Home >News >India >World Bank projects Indian economy to contract 3.2% in FY21

The World Bank on Monday projected India’s economy to contract 3.2% in FY21 as stringent measures to restrict the spread of the coronavirus pandemic have heavily curtailed activity in Asia’s third largest economy.

In its Global Economic Prospects report, World Bank said the contraction will largely materialize in the year to 31 March and the Indian economy will recover to grow at 3.1% in the following year.

“Spillovers from contracting global growth and balance sheet stress in the financial sector will also adversely impact activity, despite some support from fiscal stimulus and continued monetary policy easing," it added. The multilateral lending institution took note of measures taken by the government, including spending on health care to bolster the covid-19 response, wage support, in-kind and cash transfers to lower-income households, deferral of tax payments, as well as loan and liquidity support for small businesses and financial institutions.

Most professional forecasters including Fitch, S&P, Goldman Sachs and UBS have projected the Indian economy to contract at least by 5% in FY21. India significantly reopened its economy on Monday with resumption of operations at shopping malls, hotels and restaurants under the first phase of the end of the prolonged lockdown that began on 25 March. However, this comes at a time the country has seen a spike in coronavirus cases.

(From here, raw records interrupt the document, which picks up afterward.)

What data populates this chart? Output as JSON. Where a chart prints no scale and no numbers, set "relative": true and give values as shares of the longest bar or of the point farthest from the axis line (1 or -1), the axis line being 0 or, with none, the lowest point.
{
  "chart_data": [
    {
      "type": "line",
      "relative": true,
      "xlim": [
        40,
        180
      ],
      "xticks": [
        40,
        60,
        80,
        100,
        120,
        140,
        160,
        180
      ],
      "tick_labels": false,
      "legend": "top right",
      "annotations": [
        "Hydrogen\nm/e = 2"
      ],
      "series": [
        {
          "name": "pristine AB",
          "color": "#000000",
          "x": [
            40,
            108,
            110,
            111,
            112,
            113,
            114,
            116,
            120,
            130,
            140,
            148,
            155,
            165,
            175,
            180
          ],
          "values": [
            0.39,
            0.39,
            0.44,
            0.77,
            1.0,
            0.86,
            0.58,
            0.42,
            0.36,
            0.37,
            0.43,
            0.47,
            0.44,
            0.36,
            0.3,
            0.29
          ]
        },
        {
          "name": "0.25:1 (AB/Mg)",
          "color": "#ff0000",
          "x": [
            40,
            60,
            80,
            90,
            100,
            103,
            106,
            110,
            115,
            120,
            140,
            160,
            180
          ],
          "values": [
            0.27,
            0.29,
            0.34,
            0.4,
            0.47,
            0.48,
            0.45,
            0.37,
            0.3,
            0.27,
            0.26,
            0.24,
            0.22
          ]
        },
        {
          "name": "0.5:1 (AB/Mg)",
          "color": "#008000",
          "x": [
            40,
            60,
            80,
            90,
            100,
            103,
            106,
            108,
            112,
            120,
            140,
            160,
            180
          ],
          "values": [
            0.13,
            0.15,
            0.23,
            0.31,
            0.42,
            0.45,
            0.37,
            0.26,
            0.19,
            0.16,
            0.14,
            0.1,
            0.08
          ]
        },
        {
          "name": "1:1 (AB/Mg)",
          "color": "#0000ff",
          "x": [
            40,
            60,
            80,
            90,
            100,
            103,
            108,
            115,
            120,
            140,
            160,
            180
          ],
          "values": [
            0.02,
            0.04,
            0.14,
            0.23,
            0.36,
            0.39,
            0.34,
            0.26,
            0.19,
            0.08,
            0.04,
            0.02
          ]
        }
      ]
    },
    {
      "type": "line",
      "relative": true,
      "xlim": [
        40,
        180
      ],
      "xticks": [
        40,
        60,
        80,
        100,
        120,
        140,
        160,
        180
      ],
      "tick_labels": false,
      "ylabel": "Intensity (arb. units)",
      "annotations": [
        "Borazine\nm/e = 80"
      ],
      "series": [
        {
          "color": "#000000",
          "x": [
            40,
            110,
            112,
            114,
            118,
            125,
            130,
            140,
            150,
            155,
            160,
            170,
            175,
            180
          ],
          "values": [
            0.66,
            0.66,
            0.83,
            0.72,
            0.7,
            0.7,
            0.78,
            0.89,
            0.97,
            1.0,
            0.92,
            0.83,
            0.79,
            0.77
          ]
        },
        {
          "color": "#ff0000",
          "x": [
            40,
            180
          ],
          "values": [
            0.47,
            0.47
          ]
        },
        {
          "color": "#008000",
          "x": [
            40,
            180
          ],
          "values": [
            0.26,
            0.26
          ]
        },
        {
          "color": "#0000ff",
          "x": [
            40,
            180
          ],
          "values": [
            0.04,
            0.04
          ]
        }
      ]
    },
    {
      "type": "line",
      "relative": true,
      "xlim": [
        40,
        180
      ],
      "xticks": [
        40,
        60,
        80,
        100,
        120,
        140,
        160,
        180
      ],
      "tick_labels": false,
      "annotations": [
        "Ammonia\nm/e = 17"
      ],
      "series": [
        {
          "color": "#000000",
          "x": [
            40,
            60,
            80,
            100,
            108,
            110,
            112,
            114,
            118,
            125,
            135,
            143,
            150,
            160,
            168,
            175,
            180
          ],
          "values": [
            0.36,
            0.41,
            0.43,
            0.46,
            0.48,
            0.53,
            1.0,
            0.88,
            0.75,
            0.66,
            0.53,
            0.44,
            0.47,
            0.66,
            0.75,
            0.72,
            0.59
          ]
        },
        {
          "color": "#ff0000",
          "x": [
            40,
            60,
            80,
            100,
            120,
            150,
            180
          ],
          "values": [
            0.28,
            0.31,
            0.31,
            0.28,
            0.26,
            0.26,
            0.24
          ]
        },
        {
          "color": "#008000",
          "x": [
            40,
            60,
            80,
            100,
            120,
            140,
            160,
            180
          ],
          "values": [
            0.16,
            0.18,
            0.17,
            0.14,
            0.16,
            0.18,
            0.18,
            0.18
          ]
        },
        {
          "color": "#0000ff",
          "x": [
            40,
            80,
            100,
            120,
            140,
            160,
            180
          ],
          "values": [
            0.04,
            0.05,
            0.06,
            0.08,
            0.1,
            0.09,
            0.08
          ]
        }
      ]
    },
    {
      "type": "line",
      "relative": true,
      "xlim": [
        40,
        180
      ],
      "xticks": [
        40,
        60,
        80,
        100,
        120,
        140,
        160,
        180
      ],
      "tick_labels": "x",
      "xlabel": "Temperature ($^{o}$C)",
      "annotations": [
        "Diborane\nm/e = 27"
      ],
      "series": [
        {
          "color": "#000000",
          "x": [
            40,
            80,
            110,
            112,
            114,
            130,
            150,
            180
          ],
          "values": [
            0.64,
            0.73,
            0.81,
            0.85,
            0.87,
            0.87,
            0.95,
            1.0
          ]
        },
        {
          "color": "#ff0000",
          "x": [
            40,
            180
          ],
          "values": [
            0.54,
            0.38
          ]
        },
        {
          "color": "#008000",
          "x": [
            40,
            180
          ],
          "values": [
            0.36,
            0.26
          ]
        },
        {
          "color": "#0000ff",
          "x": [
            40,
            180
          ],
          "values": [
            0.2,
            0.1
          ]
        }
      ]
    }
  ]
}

India has surpassed Spain to the fifth spot among nations worst affected by the pandemic.

The World Bank said the swift and massive shock of the coronavirus pandemic and shutdown measures to contain it will lead to a contraction of the global economy by 5.2% in 2020. “This is a deeply sobering outlook, with the crisis likely to leave long-lasting scars and pose major global challenges," said Ceyla Pazarbasioglu, vice president for equitable growth, finance and institutions at World Bank Group. “Our first order of business is to address the global health and economic emergency. Beyond that, the global community must unite to find ways to rebuild as robust a recovery as possible to prevent more people from falling into poverty and unemployment."

Under the baseline forecast—which assumes that the pandemic will recede sufficiently to allow the lifting of domestic mitigation measures by mid-year in advanced economies and a bit later in emerging market and developing economies (EMDEs) — global growth is forecast to rebound to 4.2% in 2021, as advanced economies grow 3.9% and EMDEs bounce back by 4.6%.